When you get to a certain age it seems the more socialable thing to do is to drink, only when you stop drinking you realise how many days, events in your life evolved around drinking.

When you enter your 20′s, after a hard shift, go to the bar/pub with your friends to ”relax”, forget about the day. And soon this ”harmless” night becomes a habit too hard to break.

My favourite quote about drinking is this ”I tried to drown my sorrows, but the bastards learned how to swim, and now I am overwhelmed by this decent and good feeling.” – Frida Kahlo.
This sums up drinking when you’re stressed, sad or angry perfectly.

You drink to ”relax” to get rid of the bastard feelings but they are never gone, the alcohol only submerges your problems for a few hours whilst you’re in an intoxicted state. The morning after not only are your problems still there but they seem BIGGER and every other bad feeling is accentuated.

An example; you’re upset about someone in work who you feel disrespects you and speaks down to you. You hate confrontation and would never speak your mind to this person however all day it wears you down and you feel terrible about yourself and uncomfortable at work.
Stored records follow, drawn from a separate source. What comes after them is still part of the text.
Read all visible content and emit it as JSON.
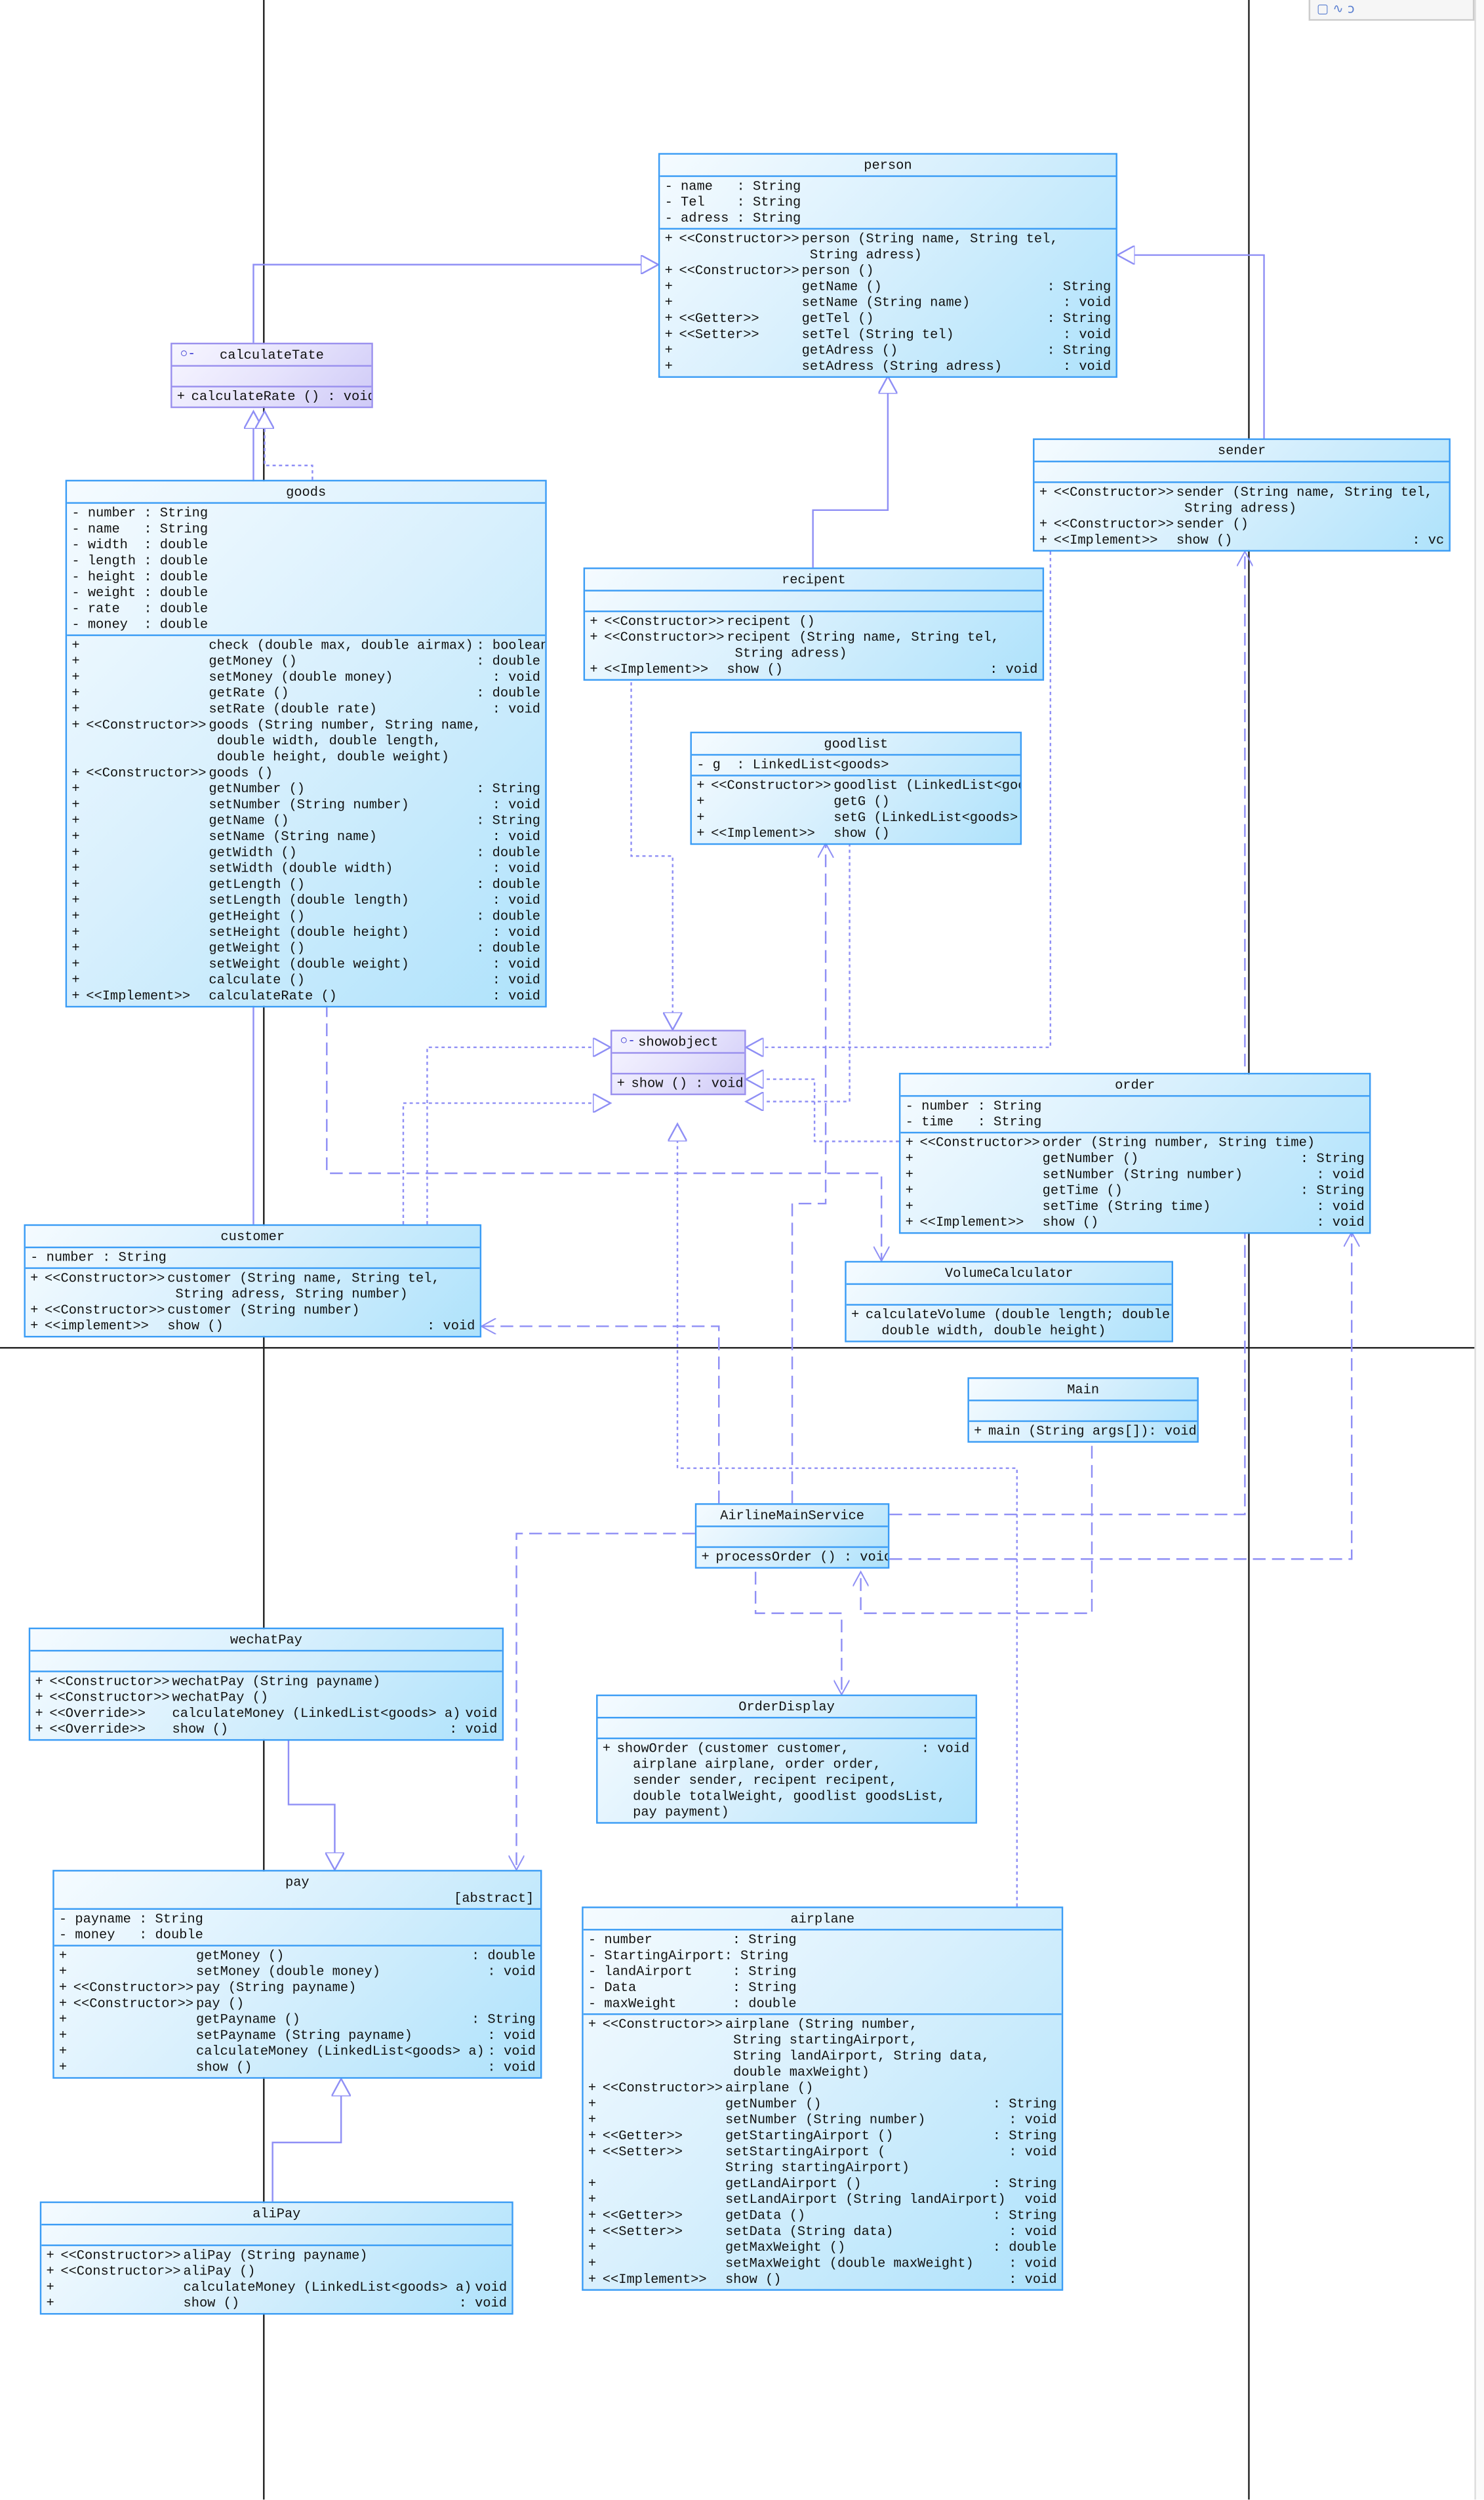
{
  "toolbar": {
    "icons": [
      "rectangle-icon",
      "line-icon",
      "lasso-icon"
    ],
    "glyphs": [
      "▢",
      "∿",
      "ↄ"
    ]
  },
  "colors": {
    "class_border": "#3a9cf5",
    "interface_border": "#9a90ee",
    "relation_line": "#8f8ff5",
    "class_fill_end": "#aee2fb"
  },
  "classes": [
    {
      "id": "person",
      "name": "person",
      "attrs": [
        "- name   : String",
        "- Tel    : String",
        "- adress : String"
      ],
      "methods": [
        {
          "v": "+",
          "st": "<<Constructor>>",
          "sig": "person (String name, String tel,\n String adress)",
          "ret": ""
        },
        {
          "v": "+",
          "st": "<<Constructor>>",
          "sig": "person ()",
          "ret": ""
        },
        {
          "v": "+",
          "st": "",
          "sig": "getName ()",
          "ret": ": String"
        },
        {
          "v": "+",
          "st": "",
          "sig": "setName (String name)",
          "ret": ": void"
        },
        {
          "v": "+",
          "st": "<<Getter>>",
          "sig": "getTel ()",
          "ret": ": String"
        },
        {
          "v": "+",
          "st": "<<Setter>>",
          "sig": "setTel (String tel)",
          "ret": ": void"
        },
        {
          "v": "+",
          "st": "",
          "sig": "getAdress ()",
          "ret": ": String"
        },
        {
          "v": "+",
          "st": "",
          "sig": "setAdress (String adress)",
          "ret": ": void"
        }
      ]
    },
    {
      "id": "calculateTate",
      "name": "calculateTate",
      "interface": true,
      "attrs": [],
      "methods": [
        {
          "v": "+",
          "st": "",
          "sig": "calculateRate () : void",
          "ret": "",
          "compact": true
        }
      ]
    },
    {
      "id": "sender",
      "name": "sender",
      "attrs": [],
      "methods": [
        {
          "v": "+",
          "st": "<<Constructor>>",
          "sig": "sender (String name, String tel,\n String adress)",
          "ret": ""
        },
        {
          "v": "+",
          "st": "<<Constructor>>",
          "sig": "sender ()",
          "ret": ""
        },
        {
          "v": "+",
          "st": "<<Implement>>",
          "sig": "show ()",
          "ret": ": vc"
        }
      ]
    },
    {
      "id": "goods",
      "name": "goods",
      "attrs": [
        "- number : String",
        "- name   : String",
        "- width  : double",
        "- length : double",
        "- height : double",
        "- weight : double",
        "- rate   : double",
        "- money  : double"
      ],
      "methods": [
        {
          "v": "+",
          "st": "",
          "sig": "check (double max, double airmax)",
          "ret": ": boolean"
        },
        {
          "v": "+",
          "st": "",
          "sig": "getMoney ()",
          "ret": ": double"
        },
        {
          "v": "+",
          "st": "",
          "sig": "setMoney (double money)",
          "ret": ": void"
        },
        {
          "v": "+",
          "st": "",
          "sig": "getRate ()",
          "ret": ": double"
        },
        {
          "v": "+",
          "st": "",
          "sig": "setRate (double rate)",
          "ret": ": void"
        },
        {
          "v": "+",
          "st": "<<Constructor>>",
          "sig": "goods (String number, String name,\n double width, double length,\n double height, double weight)",
          "ret": ""
        },
        {
          "v": "+",
          "st": "<<Constructor>>",
          "sig": "goods ()",
          "ret": ""
        },
        {
          "v": "+",
          "st": "",
          "sig": "getNumber ()",
          "ret": ": String"
        },
        {
          "v": "+",
          "st": "",
          "sig": "setNumber (String number)",
          "ret": ": void"
        },
        {
          "v": "+",
          "st": "",
          "sig": "getName ()",
          "ret": ": String"
        },
        {
          "v": "+",
          "st": "",
          "sig": "setName (String name)",
          "ret": ": void"
        },
        {
          "v": "+",
          "st": "",
          "sig": "getWidth ()",
          "ret": ": double"
        },
        {
          "v": "+",
          "st": "",
          "sig": "setWidth (double width)",
          "ret": ": void"
        },
        {
          "v": "+",
          "st": "",
          "sig": "getLength ()",
          "ret": ": double"
        },
        {
          "v": "+",
          "st": "",
          "sig": "setLength (double length)",
          "ret": ": void"
        },
        {
          "v": "+",
          "st": "",
          "sig": "getHeight ()",
          "ret": ": double"
        },
        {
          "v": "+",
          "st": "",
          "sig": "setHeight (double height)",
          "ret": ": void"
        },
        {
          "v": "+",
          "st": "",
          "sig": "getWeight ()",
          "ret": ": double"
        },
        {
          "v": "+",
          "st": "",
          "sig": "setWeight (double weight)",
          "ret": ": void"
        },
        {
          "v": "+",
          "st": "",
          "sig": "calculate ()",
          "ret": ": void"
        },
        {
          "v": "+",
          "st": "<<Implement>>",
          "sig": "calculateRate ()",
          "ret": ": void"
        }
      ]
    },
    {
      "id": "recipent",
      "name": "recipent",
      "attrs": [],
      "methods": [
        {
          "v": "+",
          "st": "<<Constructor>>",
          "sig": "recipent ()",
          "ret": ""
        },
        {
          "v": "+",
          "st": "<<Constructor>>",
          "sig": "recipent (String name, String tel,\n String adress)",
          "ret": ""
        },
        {
          "v": "+",
          "st": "<<Implement>>",
          "sig": "show ()",
          "ret": ": void"
        }
      ]
    },
    {
      "id": "goodlist",
      "name": "goodlist",
      "attrs": [
        "- g  : LinkedList<goods>"
      ],
      "methods": [
        {
          "v": "+",
          "st": "<<Constructor>>",
          "sig": "goodlist (LinkedList<goo",
          "ret": ""
        },
        {
          "v": "+",
          "st": "",
          "sig": "getG ()",
          "ret": ""
        },
        {
          "v": "+",
          "st": "",
          "sig": "setG (LinkedList<goods>",
          "ret": ""
        },
        {
          "v": "+",
          "st": "<<Implement>>",
          "sig": "show ()",
          "ret": ""
        }
      ]
    },
    {
      "id": "showobject",
      "name": "showobject",
      "interface": true,
      "attrs": [],
      "methods": [
        {
          "v": "+",
          "st": "",
          "sig": "show () : void",
          "ret": "",
          "compact": true
        }
      ]
    },
    {
      "id": "order",
      "name": "order",
      "attrs": [
        "- number : String",
        "- time   : String"
      ],
      "methods": [
        {
          "v": "+",
          "st": "<<Constructor>>",
          "sig": "order (String number, String time)",
          "ret": ""
        },
        {
          "v": "+",
          "st": "",
          "sig": "getNumber ()",
          "ret": ": String"
        },
        {
          "v": "+",
          "st": "",
          "sig": "setNumber (String number)",
          "ret": ": void"
        },
        {
          "v": "+",
          "st": "",
          "sig": "getTime ()",
          "ret": ": String"
        },
        {
          "v": "+",
          "st": "",
          "sig": "setTime (String time)",
          "ret": ": void"
        },
        {
          "v": "+",
          "st": "<<Implement>>",
          "sig": "show ()",
          "ret": ": void"
        }
      ]
    },
    {
      "id": "customer",
      "name": "customer",
      "attrs": [
        "- number : String"
      ],
      "methods": [
        {
          "v": "+",
          "st": "<<Constructor>>",
          "sig": "customer (String name, String tel,\n String adress, String number)",
          "ret": ""
        },
        {
          "v": "+",
          "st": "<<Constructor>>",
          "sig": "customer (String number)",
          "ret": ""
        },
        {
          "v": "+",
          "st": "<<implement>>",
          "sig": "show ()",
          "ret": ": void"
        }
      ]
    },
    {
      "id": "VolumeCalculator",
      "name": "VolumeCalculator",
      "attrs": [],
      "methods": [
        {
          "v": "+",
          "st": "",
          "sig": "calculateVolume (double length; double\n  double width, double height)",
          "ret": "",
          "compact": true
        }
      ]
    },
    {
      "id": "Main",
      "name": "Main",
      "attrs": [],
      "methods": [
        {
          "v": "+",
          "st": "",
          "sig": "main (String args[]): void",
          "ret": "",
          "compact": true
        }
      ]
    },
    {
      "id": "AirlineMainService",
      "name": "AirlineMainService",
      "attrs": [],
      "methods": [
        {
          "v": "+",
          "st": "",
          "sig": "processOrder () : void",
          "ret": "",
          "compact": true
        }
      ]
    },
    {
      "id": "wechatPay",
      "name": "wechatPay",
      "attrs": [],
      "methods": [
        {
          "v": "+",
          "st": "<<Constructor>>",
          "sig": "wechatPay (String payname)",
          "ret": ""
        },
        {
          "v": "+",
          "st": "<<Constructor>>",
          "sig": "wechatPay ()",
          "ret": ""
        },
        {
          "v": "+",
          "st": "<<Override>>",
          "sig": "calculateMoney (LinkedList<goods> a)",
          "ret": "void"
        },
        {
          "v": "+",
          "st": "<<Override>>",
          "sig": "show ()",
          "ret": ": void"
        }
      ]
    },
    {
      "id": "OrderDisplay",
      "name": "OrderDisplay",
      "attrs": [],
      "methods": [
        {
          "v": "+",
          "st": "",
          "sig": "showOrder (customer customer,         : void\n  airplane airplane, order order,\n  sender sender, recipent recipent,\n  double totalWeight, goodlist goodsList,\n  pay payment)",
          "ret": "",
          "compact": true
        }
      ]
    },
    {
      "id": "pay",
      "name": "pay",
      "abstract": "[abstract]",
      "attrs": [
        "- payname : String",
        "- money   : double"
      ],
      "methods": [
        {
          "v": "+",
          "st": "",
          "sig": "getMoney ()",
          "ret": ": double"
        },
        {
          "v": "+",
          "st": "",
          "sig": "setMoney (double money)",
          "ret": ": void"
        },
        {
          "v": "+",
          "st": "<<Constructor>>",
          "sig": "pay (String payname)",
          "ret": ""
        },
        {
          "v": "+",
          "st": "<<Constructor>>",
          "sig": "pay ()",
          "ret": ""
        },
        {
          "v": "+",
          "st": "",
          "sig": "getPayname ()",
          "ret": ": String"
        },
        {
          "v": "+",
          "st": "",
          "sig": "setPayname (String payname)",
          "ret": ": void"
        },
        {
          "v": "+",
          "st": "",
          "sig": "calculateMoney (LinkedList<goods> a)",
          "ret": ": void"
        },
        {
          "v": "+",
          "st": "",
          "sig": "show ()",
          "ret": ": void"
        }
      ]
    },
    {
      "id": "airplane",
      "name": "airplane",
      "attrs": [
        "- number          : String",
        "- StartingAirport: String",
        "- landAirport     : String",
        "- Data            : String",
        "- maxWeight       : double"
      ],
      "methods": [
        {
          "v": "+",
          "st": "<<Constructor>>",
          "sig": "airplane (String number,\n String startingAirport,\n String landAirport, String data,\n double maxWeight)",
          "ret": ""
        },
        {
          "v": "+",
          "st": "<<Constructor>>",
          "sig": "airplane ()",
          "ret": ""
        },
        {
          "v": "+",
          "st": "",
          "sig": "getNumber ()",
          "ret": ": String"
        },
        {
          "v": "+",
          "st": "",
          "sig": "setNumber (String number)",
          "ret": ": void"
        },
        {
          "v": "+",
          "st": "<<Getter>>",
          "sig": "getStartingAirport ()",
          "ret": ": String"
        },
        {
          "v": "+",
          "st": "<<Setter>>",
          "sig": "setStartingAirport (\nString startingAirport)",
          "ret": ": void"
        },
        {
          "v": "+",
          "st": "",
          "sig": "getLandAirport ()",
          "ret": ": String"
        },
        {
          "v": "+",
          "st": "",
          "sig": "setLandAirport (String landAirport)",
          "ret": "void"
        },
        {
          "v": "+",
          "st": "<<Getter>>",
          "sig": "getData ()",
          "ret": ": String"
        },
        {
          "v": "+",
          "st": "<<Setter>>",
          "sig": "setData (String data)",
          "ret": ": void"
        },
        {
          "v": "+",
          "st": "",
          "sig": "getMaxWeight ()",
          "ret": ": double"
        },
        {
          "v": "+",
          "st": "",
          "sig": "setMaxWeight (double maxWeight)",
          "ret": ": void"
        },
        {
          "v": "+",
          "st": "<<Implement>>",
          "sig": "show ()",
          "ret": ": void"
        }
      ]
    },
    {
      "id": "aliPay",
      "name": "aliPay",
      "attrs": [],
      "methods": [
        {
          "v": "+",
          "st": "<<Constructor>>",
          "sig": "aliPay (String payname)",
          "ret": ""
        },
        {
          "v": "+",
          "st": "<<Constructor>>",
          "sig": "aliPay ()",
          "ret": ""
        },
        {
          "v": "+",
          "st": "",
          "sig": "calculateMoney (LinkedList<goods> a)",
          "ret": "void"
        },
        {
          "v": "+",
          "st": "",
          "sig": "show ()",
          "ret": ": void"
        }
      ]
    }
  ]
}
Work finishes and on the way home you’re in the supermarket and think to yourself, ”I’m going to buy myself a bottle of wine to relax.” (inside voice = ‘I deserve one, I’ve worked hard and had to put up with that bitch all day. There’s also a 2 for £10 sign so you buy two just incase ey no problem’.)

When you get home you drink your wine. With each sip that bitches face fades away, you get drunk, after 2 bottles stumble to the bed or decide to sleep on the sofa surrounded by doritos as the idea of making dinner was too much to handle.

The next day, not only does your mouth taste like cotton wool and your head feel like someone is throwing a wrecking ball around, but still you have to face that same woman in work today. The problem has not gone and you also now have another family of feelings that have invited themselves to your mind – such as Uncle Tiredness, Cousin Guilt, Auntie Dehydration, Brother Low Blood Sugar, Sister Increased Anxiety – making all the problems from yesterday twice as big today.

You read through your phone mid morning to find you’ve texted, facebooked and god-knows-what 15 people you wouldn’t even speak to sober, and have told many of them about ”the fucking bitch etc etc in work”.

And this is when anxiety takes over. You are a shaking, sweating wreck, the alcohol is coming out of your system, you feel like you’re crawling out of your skin after what you said to all those people last night. And this is when the most loved member of the feelings family comes into play, Great Grandfather Shame.

You feel ashamed in work, you feel like an idiot for talking badly about your colleague to others in drunken texts & facebook messages . And you know they all must know you were drunk last night as normally you are quiet as a mouse at work. You feel their eyes staring at you, leering at you, thinking ”god what a mess she looks so hungover.”

At this point you’ve downed 2 pints of water and as you lean over the ladies toilets to throw up at 1pm you hear the voice of the woman you felt was putting you down, disrespecting you, belitting you, asking…

”Are you okay in there?”
”Do you need to go home for the day?”